Evolving Language Models without Labels: Majority Drives Selection, Novelty Promotes Variation

1/2

Paper 3

Understand Before You Generate: Self-Guided Training for Autoregressive Image Generation

Published: 2025-09-18

Link: http://arxiv.org/pdf/2509.15185

1. 📘 Topic and Domain: Self-guided training framework for autoregressive image generation models to improve visual understanding and generation quality.

2. 💡 Previous Research and New Ideas: Based on autoregressive models like LlamaGen and self-supervised learning techniques, proposing a novel training framework that integrates masked image modeling and contrastive learning into autoregressive generation.

3. ❓ Problem: Addresses three key limitations of autoregressive image models: local and conditional dependence, inter-step semantic inconsistency, and spatial invariance deficiency.
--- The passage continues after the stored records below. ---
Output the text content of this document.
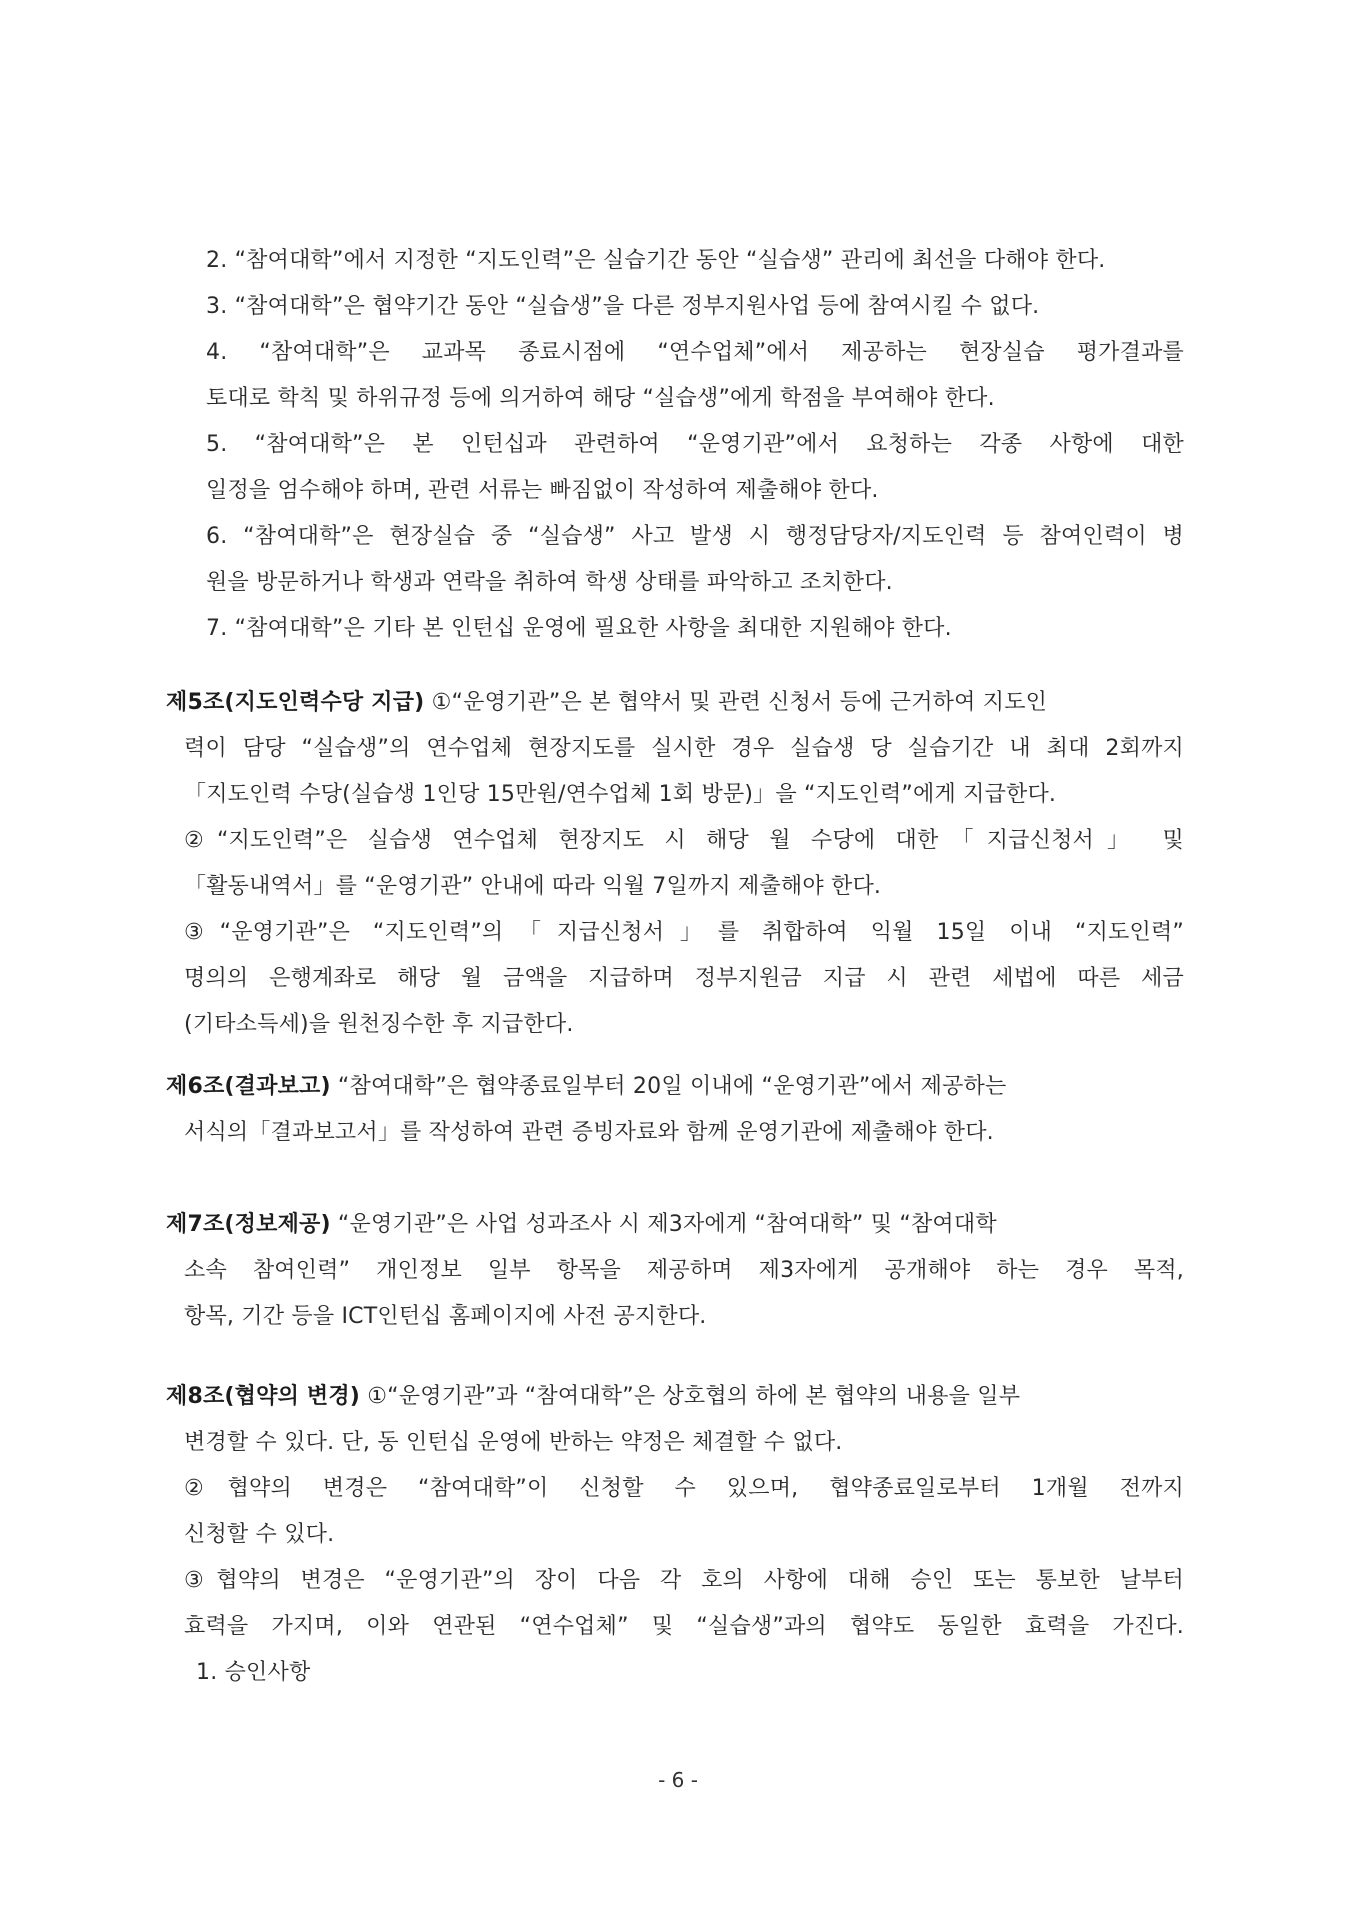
2. “참여대학”에서 지정한 “지도인력”은 실습기간 동안 “실습생” 관리에 최선을 다해야 한다.
3. “참여대학”은 협약기간 동안 “실습생”을 다른 정부지원사업 등에 참여시킬 수 없다.
4. “참여대학”은 교과목 종료시점에 “연수업체”에서 제공하는 현장실습 평가결과를
토대로 학칙 및 하위규정 등에 의거하여 해당 “실습생”에게 학점을 부여해야 한다.
5. “참여대학”은 본 인턴십과 관련하여 “운영기관”에서 요청하는 각종 사항에 대한
일정을 엄수해야 하며, 관련 서류는 빠짐없이 작성하여 제출해야 한다.
6. “참여대학”은 현장실습 중 “실습생” 사고 발생 시 행정담당자/지도인력 등 참여인력이 병
원을 방문하거나 학생과 연락을 취하여 학생 상태를 파악하고 조치한다.
7. “참여대학”은 기타 본 인턴십 운영에 필요한 사항을 최대한 지원해야 한다.
제5조(지도인력수당 지급) ①“운영기관”은 본 협약서 및 관련 신청서 등에 근거하여 지도인
력이 담당 “실습생”의 연수업체 현장지도를 실시한 경우 실습생 당 실습기간 내 최대 2회까지
「지도인력 수당(실습생 1인당 15만원/연수업체 1회 방문)」을 “지도인력”에게 지급한다.
②“지도인력”은 실습생 연수업체 현장지도 시 해당 월 수당에 대한「지급신청서」 및
「활동내역서」를 “운영기관” 안내에 따라 익월 7일까지 제출해야 한다.
③“운영기관”은 “지도인력”의「지급신청서」를 취합하여 익월 15일 이내 “지도인력”
명의의 은행계좌로 해당 월 금액을 지급하며 정부지원금 지급 시 관련 세법에 따른 세금
(기타소득세)을 원천징수한 후 지급한다.
제6조(결과보고) “참여대학”은 협약종료일부터 20일 이내에 “운영기관”에서 제공하는
서식의「결과보고서」를 작성하여 관련 증빙자료와 함께 운영기관에 제출해야 한다.
제7조(정보제공) “운영기관”은 사업 성과조사 시 제3자에게 “참여대학” 및 “참여대학
소속 참여인력” 개인정보 일부 항목을 제공하며 제3자에게 공개해야 하는 경우 목적,
항목, 기간 등을 ICT인턴십 홈페이지에 사전 공지한다.
제8조(협약의 변경) ①“운영기관”과 “참여대학”은 상호협의 하에 본 협약의 내용을 일부
변경할 수 있다. 단, 동 인턴십 운영에 반하는 약정은 체결할 수 없다.
②협약의 변경은 “참여대학”이 신청할 수 있으며, 협약종료일로부터 1개월 전까지
신청할 수 있다.
③협약의 변경은 “운영기관”의 장이 다음 각 호의 사항에 대해 승인 또는 통보한 날부터
효력을 가지며, 이와 연관된 “연수업체” 및 “실습생”과의 협약도 동일한 효력을 가진다.
1. 승인사항
- 6 -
4. 🛠️ Methods: Implements ST-AR framework combining masked image modeling for broader attention, inter-step contrastive learning for semantic consistency, and inter-view contrastive learning for visual representation alignment.

5. 📊 Results and Evaluation: Achieves significant improvements in both image understanding (linear probing accuracy from 21% to 55.23%) and generation quality (42% FID improvement for LlamaGen-L and 49% for LlamaGen-XL).